What makes the typical evangelicals' social welfare efforts sinister is their implicit--and sometimes not so implicit--linkage to a program for the destruction of public and secular services. This year the connecting code words were "abortion" and "gay marriage": To vote for the candidate who opposed these supposed moral atrocities, as the Christian Coalition and so many churches strongly advised, was to vote against public housing subsidies, childcare and expanded public forms of health insurance. While Hamas operates in a nonexistent welfare state, the Christian right advances by attacking the existing one.

Of course, Bush's faith-based social welfare strategy only accelerates the downward spiral toward theocracy.
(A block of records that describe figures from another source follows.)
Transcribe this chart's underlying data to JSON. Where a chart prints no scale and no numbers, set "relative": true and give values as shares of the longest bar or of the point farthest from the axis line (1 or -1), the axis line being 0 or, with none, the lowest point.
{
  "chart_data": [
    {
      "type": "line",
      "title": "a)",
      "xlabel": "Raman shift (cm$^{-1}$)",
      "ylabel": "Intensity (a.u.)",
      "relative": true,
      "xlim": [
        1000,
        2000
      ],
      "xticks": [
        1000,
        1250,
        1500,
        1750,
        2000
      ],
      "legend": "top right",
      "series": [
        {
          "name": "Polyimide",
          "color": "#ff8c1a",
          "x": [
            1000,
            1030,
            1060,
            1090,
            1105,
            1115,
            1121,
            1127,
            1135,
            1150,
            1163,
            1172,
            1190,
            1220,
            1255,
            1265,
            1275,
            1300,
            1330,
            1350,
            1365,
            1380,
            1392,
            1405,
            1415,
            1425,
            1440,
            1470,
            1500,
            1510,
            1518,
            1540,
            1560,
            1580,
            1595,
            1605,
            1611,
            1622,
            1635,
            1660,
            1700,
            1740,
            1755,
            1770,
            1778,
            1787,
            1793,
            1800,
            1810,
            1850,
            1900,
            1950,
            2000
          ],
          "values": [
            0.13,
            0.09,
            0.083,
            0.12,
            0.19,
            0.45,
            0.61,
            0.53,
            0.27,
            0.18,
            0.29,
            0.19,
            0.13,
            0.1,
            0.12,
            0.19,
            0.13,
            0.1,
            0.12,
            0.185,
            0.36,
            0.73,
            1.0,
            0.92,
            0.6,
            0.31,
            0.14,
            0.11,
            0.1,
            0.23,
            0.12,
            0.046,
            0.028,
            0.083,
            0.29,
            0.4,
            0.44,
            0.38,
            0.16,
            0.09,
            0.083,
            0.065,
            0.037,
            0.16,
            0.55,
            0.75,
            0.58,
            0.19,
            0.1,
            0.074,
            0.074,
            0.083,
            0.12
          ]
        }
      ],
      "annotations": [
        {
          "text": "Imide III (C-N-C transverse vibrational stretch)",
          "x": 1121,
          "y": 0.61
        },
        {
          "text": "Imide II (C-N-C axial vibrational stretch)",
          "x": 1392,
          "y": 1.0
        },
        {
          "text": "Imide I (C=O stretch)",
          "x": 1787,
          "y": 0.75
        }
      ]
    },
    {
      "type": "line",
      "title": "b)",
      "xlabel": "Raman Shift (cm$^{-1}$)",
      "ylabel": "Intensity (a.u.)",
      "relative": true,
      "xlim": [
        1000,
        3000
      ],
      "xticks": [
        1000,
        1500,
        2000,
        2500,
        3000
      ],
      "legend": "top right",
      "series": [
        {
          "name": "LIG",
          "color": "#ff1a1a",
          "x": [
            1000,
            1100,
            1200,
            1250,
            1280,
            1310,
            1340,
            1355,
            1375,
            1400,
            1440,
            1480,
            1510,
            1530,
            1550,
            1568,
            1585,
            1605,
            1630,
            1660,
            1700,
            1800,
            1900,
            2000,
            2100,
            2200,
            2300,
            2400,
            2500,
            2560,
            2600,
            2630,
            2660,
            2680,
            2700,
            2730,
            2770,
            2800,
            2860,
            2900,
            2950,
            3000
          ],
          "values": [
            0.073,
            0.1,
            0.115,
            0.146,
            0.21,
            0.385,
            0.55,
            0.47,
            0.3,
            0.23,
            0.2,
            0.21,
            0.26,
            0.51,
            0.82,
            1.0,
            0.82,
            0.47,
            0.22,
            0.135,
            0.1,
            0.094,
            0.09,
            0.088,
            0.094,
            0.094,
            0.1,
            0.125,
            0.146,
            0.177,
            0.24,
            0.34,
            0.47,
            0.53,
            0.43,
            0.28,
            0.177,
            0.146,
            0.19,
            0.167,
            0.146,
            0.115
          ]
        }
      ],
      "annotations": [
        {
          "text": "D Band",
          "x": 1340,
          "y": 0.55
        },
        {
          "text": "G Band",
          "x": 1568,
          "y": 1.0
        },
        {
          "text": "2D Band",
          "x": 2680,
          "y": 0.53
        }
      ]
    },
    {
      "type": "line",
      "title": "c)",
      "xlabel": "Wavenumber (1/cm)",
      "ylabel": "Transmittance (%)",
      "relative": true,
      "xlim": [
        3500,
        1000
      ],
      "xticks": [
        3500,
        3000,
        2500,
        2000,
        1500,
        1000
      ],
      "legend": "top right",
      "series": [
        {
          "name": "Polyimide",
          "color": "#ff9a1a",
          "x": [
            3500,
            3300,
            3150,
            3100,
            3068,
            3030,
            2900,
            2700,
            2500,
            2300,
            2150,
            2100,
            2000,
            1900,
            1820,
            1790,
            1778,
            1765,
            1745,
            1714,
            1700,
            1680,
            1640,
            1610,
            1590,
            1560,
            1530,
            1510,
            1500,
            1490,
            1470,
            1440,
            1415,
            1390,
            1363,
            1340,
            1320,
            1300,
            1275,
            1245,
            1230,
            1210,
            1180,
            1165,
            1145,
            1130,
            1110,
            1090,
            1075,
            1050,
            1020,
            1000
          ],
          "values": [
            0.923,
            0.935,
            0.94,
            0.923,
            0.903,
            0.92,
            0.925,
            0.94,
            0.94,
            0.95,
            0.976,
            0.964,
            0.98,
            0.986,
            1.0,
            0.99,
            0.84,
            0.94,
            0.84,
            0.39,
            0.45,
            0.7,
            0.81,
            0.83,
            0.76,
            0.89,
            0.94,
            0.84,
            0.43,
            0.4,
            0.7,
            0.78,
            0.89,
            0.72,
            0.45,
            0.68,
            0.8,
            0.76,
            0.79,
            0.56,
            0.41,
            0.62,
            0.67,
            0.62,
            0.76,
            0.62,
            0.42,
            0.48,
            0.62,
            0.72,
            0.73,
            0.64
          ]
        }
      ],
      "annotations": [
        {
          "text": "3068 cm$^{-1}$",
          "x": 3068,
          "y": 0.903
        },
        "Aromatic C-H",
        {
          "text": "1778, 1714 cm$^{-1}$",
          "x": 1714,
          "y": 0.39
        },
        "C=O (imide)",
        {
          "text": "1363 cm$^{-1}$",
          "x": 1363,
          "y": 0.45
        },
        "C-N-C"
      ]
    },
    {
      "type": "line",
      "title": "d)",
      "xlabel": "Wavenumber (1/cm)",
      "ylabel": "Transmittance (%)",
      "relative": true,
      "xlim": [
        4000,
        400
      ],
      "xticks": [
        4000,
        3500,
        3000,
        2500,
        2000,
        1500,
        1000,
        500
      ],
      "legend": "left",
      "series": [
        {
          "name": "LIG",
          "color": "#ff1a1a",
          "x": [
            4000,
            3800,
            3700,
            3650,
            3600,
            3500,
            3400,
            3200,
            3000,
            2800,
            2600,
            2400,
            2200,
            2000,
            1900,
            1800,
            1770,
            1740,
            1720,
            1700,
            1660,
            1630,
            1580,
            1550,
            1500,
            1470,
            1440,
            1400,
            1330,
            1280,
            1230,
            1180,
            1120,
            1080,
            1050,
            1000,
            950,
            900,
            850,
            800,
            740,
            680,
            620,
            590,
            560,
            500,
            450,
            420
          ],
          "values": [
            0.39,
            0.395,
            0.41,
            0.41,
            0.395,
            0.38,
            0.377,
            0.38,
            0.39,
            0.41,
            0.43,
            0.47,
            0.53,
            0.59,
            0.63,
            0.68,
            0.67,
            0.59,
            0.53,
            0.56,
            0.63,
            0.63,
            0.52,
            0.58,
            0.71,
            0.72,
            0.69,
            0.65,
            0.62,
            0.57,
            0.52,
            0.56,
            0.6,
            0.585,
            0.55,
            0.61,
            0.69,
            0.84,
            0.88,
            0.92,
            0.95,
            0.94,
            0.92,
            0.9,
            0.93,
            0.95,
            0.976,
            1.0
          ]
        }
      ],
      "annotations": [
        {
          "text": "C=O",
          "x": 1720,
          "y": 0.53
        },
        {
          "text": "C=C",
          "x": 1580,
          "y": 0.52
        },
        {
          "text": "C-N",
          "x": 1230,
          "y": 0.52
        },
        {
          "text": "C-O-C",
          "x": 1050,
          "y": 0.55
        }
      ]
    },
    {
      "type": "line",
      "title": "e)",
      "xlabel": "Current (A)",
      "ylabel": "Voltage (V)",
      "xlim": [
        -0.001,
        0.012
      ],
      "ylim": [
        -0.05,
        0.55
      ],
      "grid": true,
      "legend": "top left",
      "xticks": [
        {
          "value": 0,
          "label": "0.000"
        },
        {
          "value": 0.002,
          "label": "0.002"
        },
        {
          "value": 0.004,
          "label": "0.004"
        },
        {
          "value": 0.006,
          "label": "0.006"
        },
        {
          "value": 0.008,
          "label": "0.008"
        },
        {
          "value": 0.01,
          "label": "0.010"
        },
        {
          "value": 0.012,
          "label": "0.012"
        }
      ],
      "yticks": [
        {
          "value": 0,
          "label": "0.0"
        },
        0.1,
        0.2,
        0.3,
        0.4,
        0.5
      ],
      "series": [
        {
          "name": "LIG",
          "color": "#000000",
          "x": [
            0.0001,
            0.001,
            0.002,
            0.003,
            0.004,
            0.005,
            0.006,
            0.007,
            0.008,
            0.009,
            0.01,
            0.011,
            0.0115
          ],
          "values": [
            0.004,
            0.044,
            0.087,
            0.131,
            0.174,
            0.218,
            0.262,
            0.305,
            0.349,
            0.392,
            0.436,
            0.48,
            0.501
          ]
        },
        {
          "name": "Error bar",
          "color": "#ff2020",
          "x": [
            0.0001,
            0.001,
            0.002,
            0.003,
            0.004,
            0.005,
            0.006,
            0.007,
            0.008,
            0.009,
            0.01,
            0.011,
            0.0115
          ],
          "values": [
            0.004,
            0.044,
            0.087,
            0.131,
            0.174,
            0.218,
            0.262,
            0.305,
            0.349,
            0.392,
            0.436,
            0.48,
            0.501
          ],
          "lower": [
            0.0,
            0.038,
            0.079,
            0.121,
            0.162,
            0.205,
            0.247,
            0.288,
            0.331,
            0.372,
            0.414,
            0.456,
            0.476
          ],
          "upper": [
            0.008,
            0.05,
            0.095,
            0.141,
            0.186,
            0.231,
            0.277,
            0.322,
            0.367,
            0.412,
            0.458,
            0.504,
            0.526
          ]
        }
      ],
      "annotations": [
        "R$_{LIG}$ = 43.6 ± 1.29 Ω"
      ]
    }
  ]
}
Not only do the right-leaning evangelical churches offer their own, shamelessly proselytizing social services; not only do they attack candidates who favor expanded public services--but they stand to gain public money by doing so. It is this dangerous positive feedback loop, and not any new spiritual or moral dimension of American life, that the Democrats have failed to comprehend: The evangelical church-based welfare system is being fed by the deliberate destruction of the secular welfare state.
In case you missed it, Ehrenreich (who evidently lives in some whacked-out parallel universe) is actually upset that the church is usurping the rightful role of the welfare state. It's not their crazy theology that's the danger, it's their sinister programs for clothing the poor and feeding the hungry!

I've heard it said before that leftists believe the state is God, but I've never seen the notion quite so clearly expressed by one of its advocates.

"I, the Federal Government, am the lord your God. You shall have no other gods before me."

Every orthodoxy has its defenders, and Barbara Ehrenreich is not about to let a bunch of red state Goobers commit heresy against the fundamentalist orthodoxy of Secular Humanism.